Columbia University’s Justice Lab recently released a publication titled “The Pennsylvania Community Corrections Story.”
The Pennsylvania Board of Probation and Parole (Parole Board) appreciates the work of universities such as Columbia in analyzing and evaluating Pennsylvania’s criminal justice system and providing recommendations on ways to improve. To advance our primary goal of the safety of our communities, we continually strive to help the people we parole and supervise to reenter their communities successfully. The Columbia report, and others like it, supplement the ongoing, detailed internal data analysis that guides our decision-making. Whenever we receive new information, we spend considerable time assessing it and looking for ways to implement useful recommendations.
We agree with several of the report’s conclusions and recommendations, such as using a violation sanctioning grid that guides the Parole Board’s graduated sanctioning process and capping revocations for first-time parole violators at six months under Act 122 of 2012. Additionally, the Parole Board and the Department of Corrections are currently reviewing minimizing supervision for low-risk offenders by using a new risk assessment tool that takes into account more information than the tests currently used by the commonwealth.
The Parole Board does, however, take issue with some of the findings that were presented in the Columbia publication. The researchers mistakenly comingled county and state data and came to a number of misleading conclusions.
In direct opposition to the findings reported by Columbia:
— Pennsylvania has fewer people on state parole than the national average — approximately 382 per 100,000
— Pennsylvania has one of the highest published parole rates in the nation. For the last three decades, the parole rate has remained at 58 percent, compared with Texas with an average of 34 percent.
— Pennsylvania continues to focus on reducing the number of people being returned to state prison for parole violations. At the end of fiscal year 2016-17, the total number of supervised parolees returned to prison for parole violations decreased from the previous year to 6,813 out of 42,039 individuals on state parole supervision.
— The current administration has worked to improve the parole agent to parolee ratio. In August 2016, the ratio was one parole agent per 80 parolees (1:80). The governor supported the hiring of 216 new agents in the last two years to help reach the ratio goal of 1:50.

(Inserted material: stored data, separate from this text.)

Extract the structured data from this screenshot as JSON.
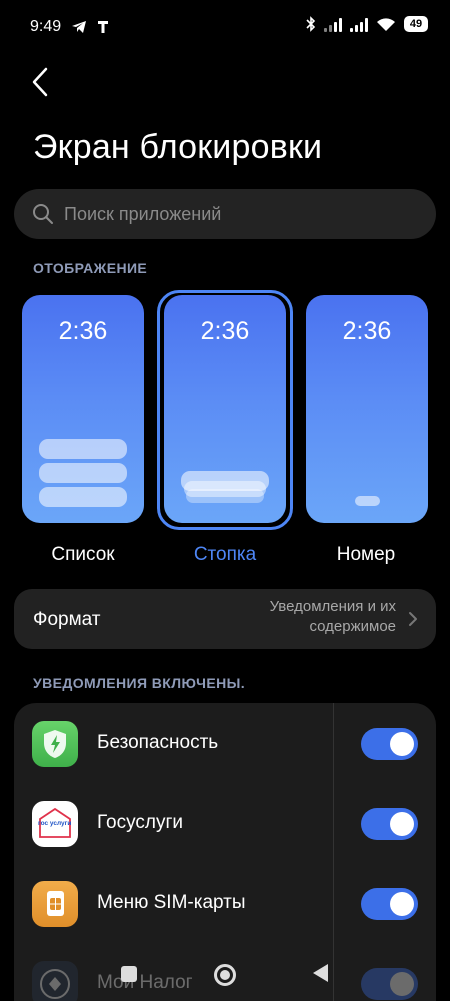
{
  "status_bar": {
    "time": "9:49",
    "battery": "49",
    "icons": [
      "telegram-icon",
      "t-icon",
      "bluetooth-icon",
      "signal-icon",
      "signal-icon",
      "wifi-icon",
      "battery-icon"
    ]
  },
  "header": {
    "back_icon": "chevron-left-icon",
    "title": "Экран блокировки"
  },
  "search": {
    "placeholder": "Поиск приложений",
    "icon": "search-icon"
  },
  "display_section": {
    "label": "ОТОБРАЖЕНИЕ",
    "styles": [
      {
        "time": "2:36",
        "caption": "Список",
        "selected": false
      },
      {
        "time": "2:36",
        "caption": "Стопка",
        "selected": true
      },
      {
        "time": "2:36",
        "caption": "Номер",
        "selected": false
      }
    ],
    "accent_color": "#4e86f5"
  },
  "format": {
    "title": "Формат",
    "value_line1": "Уведомления и их",
    "value_line2": "содержимое"
  },
  "notifications_section": {
    "label": "УВЕДОМЛЕНИЯ ВКЛЮЧЕНЫ.",
    "apps": [
      {
        "name": "Безопасность",
        "icon": "security-app-icon",
        "enabled": true
      },
      {
        "name": "Госуслуги",
        "icon": "gosuslugi-app-icon",
        "icon_text": "гос услуги",
        "enabled": true
      },
      {
        "name": "Меню SIM-карты",
        "icon": "sim-card-app-icon",
        "enabled": true
      },
      {
        "name": "Мой Налог",
        "icon": "tax-app-icon",
        "enabled": true
      }
    ],
    "toggle_color": "#3c6fe8"
  },
  "nav_bar": {
    "buttons": [
      "recent-apps-button",
      "home-button",
      "back-button"
    ]
  }
}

— All state parole agents are trained in supervision practices designed to increase positive behavioral change by focusing on the individual parolee contact and connecting the individual with appropriate resources to address their various needs
— Pennsylvania uses actuarial assessments to inform state parole decision-making and periodically re-evaluates these tools in order to ensure that we are using the most reliable ones available.

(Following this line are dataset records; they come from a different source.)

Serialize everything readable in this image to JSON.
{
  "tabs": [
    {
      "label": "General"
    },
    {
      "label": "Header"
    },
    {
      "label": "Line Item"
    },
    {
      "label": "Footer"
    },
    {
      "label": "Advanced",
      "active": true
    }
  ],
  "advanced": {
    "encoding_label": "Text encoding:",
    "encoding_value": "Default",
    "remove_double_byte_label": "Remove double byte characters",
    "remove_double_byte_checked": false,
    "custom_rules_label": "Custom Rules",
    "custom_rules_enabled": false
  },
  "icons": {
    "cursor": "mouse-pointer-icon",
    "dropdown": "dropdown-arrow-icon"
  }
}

— Criminal justice experts agree a job is a crucial element of a parolee’s success. A job allows for the individual to pay taxes, support a family and pay all supervision fees and any court-ordered costs they are responsible for. Over the last three fiscal years, the Parole Board has seen a steady increase in the employment rate of the parolees it supervised. In 2014-15, the employment rate was 53.9 percent, and reached 59.6 percent in 2016-17.
— For the last five years, the Parole Board has seen an increase in the number of individuals successfully completing their parole supervision. Completion success was at 6,382 in 2012-13 but reached 6,991 in 2016-17 due in large part to the improved supervision methods employed by the Parole Board.

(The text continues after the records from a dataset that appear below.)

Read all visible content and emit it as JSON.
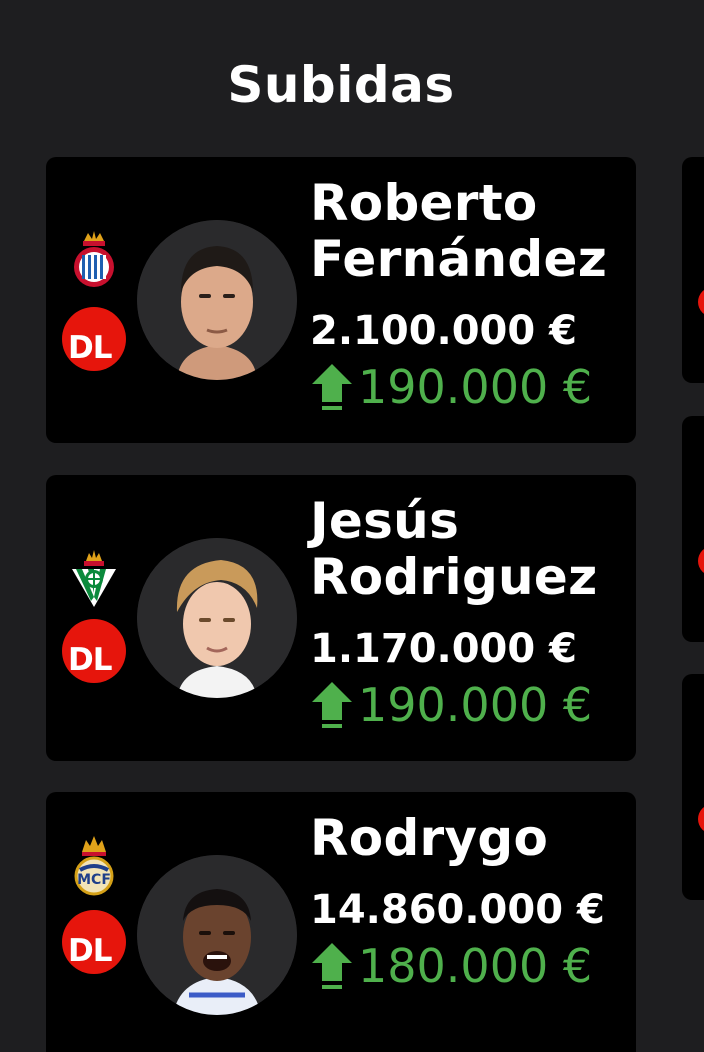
{
  "section": {
    "title": "Subidas"
  },
  "colors": {
    "background": "#1e1e20",
    "card": "#000000",
    "badge": "#e6150c",
    "increase": "#4fb04c"
  },
  "players": [
    {
      "name_line1": "Roberto",
      "name_line2": "Fernández",
      "value": "2.100.000 €",
      "change": "190.000 €",
      "position": "DL",
      "club_icon": "espanyol-crest-icon",
      "trend_icon": "arrow-up-icon"
    },
    {
      "name_line1": "Jesús",
      "name_line2": "Rodriguez",
      "value": "1.170.000 €",
      "change": "190.000 €",
      "position": "DL",
      "club_icon": "real-betis-crest-icon",
      "trend_icon": "arrow-up-icon"
    },
    {
      "name_line1": "Rodrygo",
      "name_line2": "",
      "value": "14.860.000 €",
      "change": "180.000 €",
      "position": "DL",
      "club_icon": "real-madrid-crest-icon",
      "trend_icon": "arrow-up-icon"
    }
  ]
}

Pennsylvania is using innovative, mobile technology and methods to keep parole agents in the field, working with parolees. Evidence-based practices have totally shifted how parolees are supervised. Positive interactions are crucial to successful community reentry. We are always looking for new ways to achieve two things: increased individual parolee success and continued public safety.
Leo L. Dunn is chairman of the Pennsylvania Board of Probation and Parole.